Mr. Biden has even taken up a self-promotion tactic around the just-passed stimulus bill that calls to mind President Donald Trump’s approach. Last year, Mr. Trump had his name printed on stimulus checks sent out as part of a Covid-19 relief package, even though it was a Treasury official’s signature that authorized the payment. Now Mr. Biden’s White House is planning to send out tens of millions of letters informing Americans about the benefits of the stimulus package and the checks it has sent to them.
Much of the public’s good feeling is driven by the decline of the coronavirus pandemic, which has been the main theme of Mr. Biden’s first 100 days. He has received sky-high public approval on his handling of the pandemic, and as businesses open up and restrictions ease, a boost of summer good will may be in store. Then again, with recent polls showing that about a quarter of adults nationwide don’t plan on getting vaccinated, scientists are now raising the possibility that herd immunity could become impossible.
Patrick Murray, the director of polling at Monmouth, said that the survey data pointed to trouble ahead for Mr. Biden. “We’re reaching this point of where we’re maxing out on the number of folks who are willing to get the vaccine,” he said. “The question is, does that lead to another surge? And in that case, it’s likely that those in charge, whether it’s the president or governors, are going to be blamed for this — because that’s what we normally do in that situation, rather than blaming ourselves for not abiding by the recommendation.”
This is all happening in a moment when American voters have put unity at the top of their agenda. In a separate Ipsos poll for Public Agenda and USA Today, nine in 10 Americans said that overcoming divisiveness was more important now than ever before. (Perhaps memories of the mid-1800s, and before, have faded a bit.)
Mr. Biden’s goal is to unify the public behind his agenda of reducing inequality and confronting the climate crisis, while bridging divisions within his own party.
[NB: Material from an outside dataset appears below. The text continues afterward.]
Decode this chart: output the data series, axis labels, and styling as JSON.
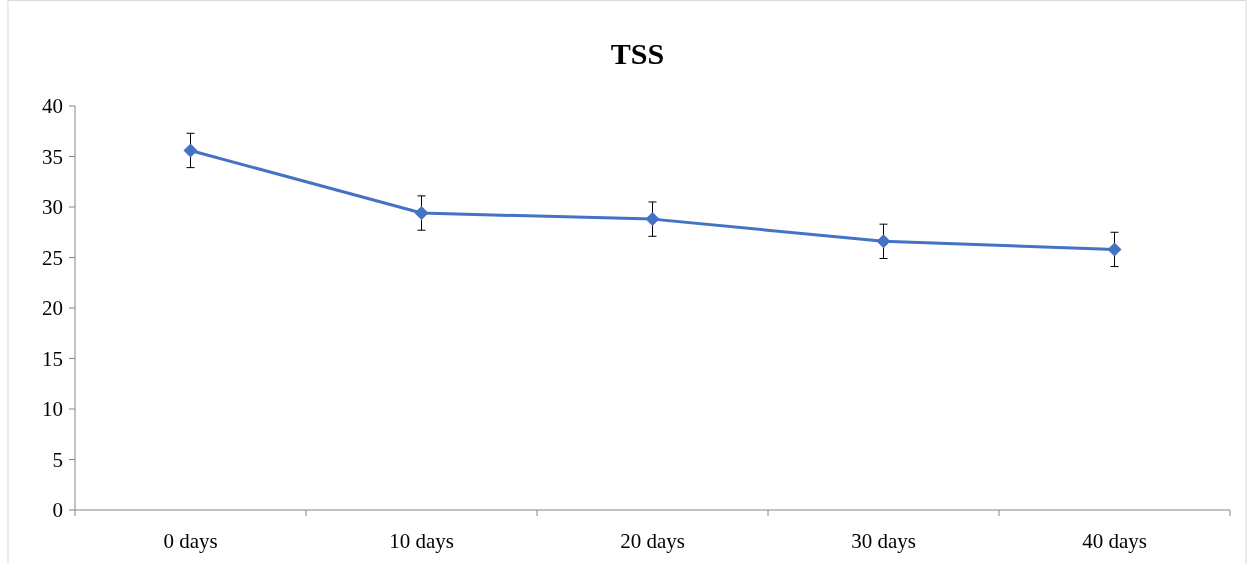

In the process he’s been willing to basically cast aside the Republican Party, which is caught up in internal warfare this week over whether to depose Representative Liz Cheney as its No. 3 in the House.
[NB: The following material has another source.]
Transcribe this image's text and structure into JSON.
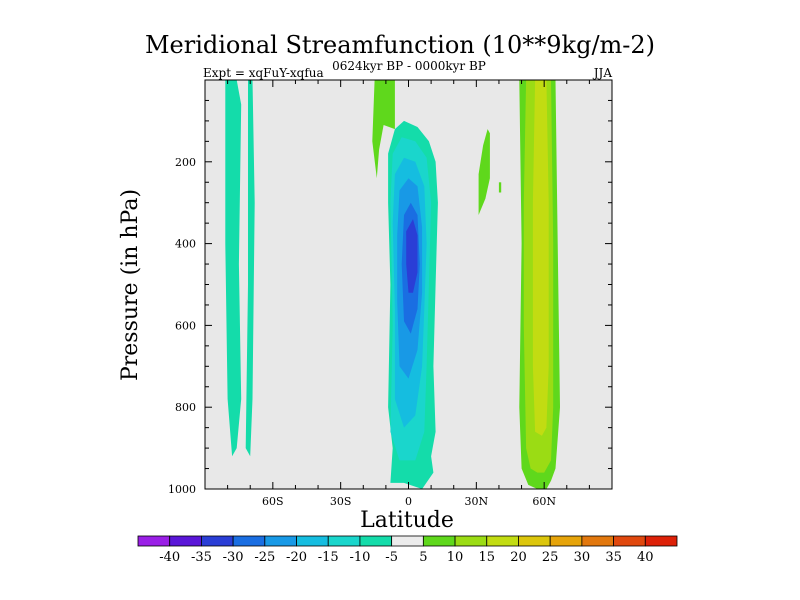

The stain of partisanship may be enough to at least slightly taint a president’s brand ahead of the midterm elections. Mr. Obama paid the price at the ballot box in 2010 in part because Tea Party activists were able to rally the Republican base by pointing out that Mr. Obama had passed his health care law without any meaningful G.O.P. support.
But so far, Americans appear more inclined to blame Republicans for the lack of cooperation than to blame the president. Two-thirds of respondents to the ABC/Ipsos poll said that Republican lawmakers hadn’t done enough to compromise with Mr. Biden; just 39 percent said Mr. Biden had done too little to compromise with them.
And Mr. Murray said that the overall climate of the country, and how much Mr. Biden had delivered, would go further toward determining his party’s success than bickering over bipartisanship. “If Biden is successful in getting these plans through and people feel that they’ve gotten some benefit from it, they don’t care how he passed it,” he said.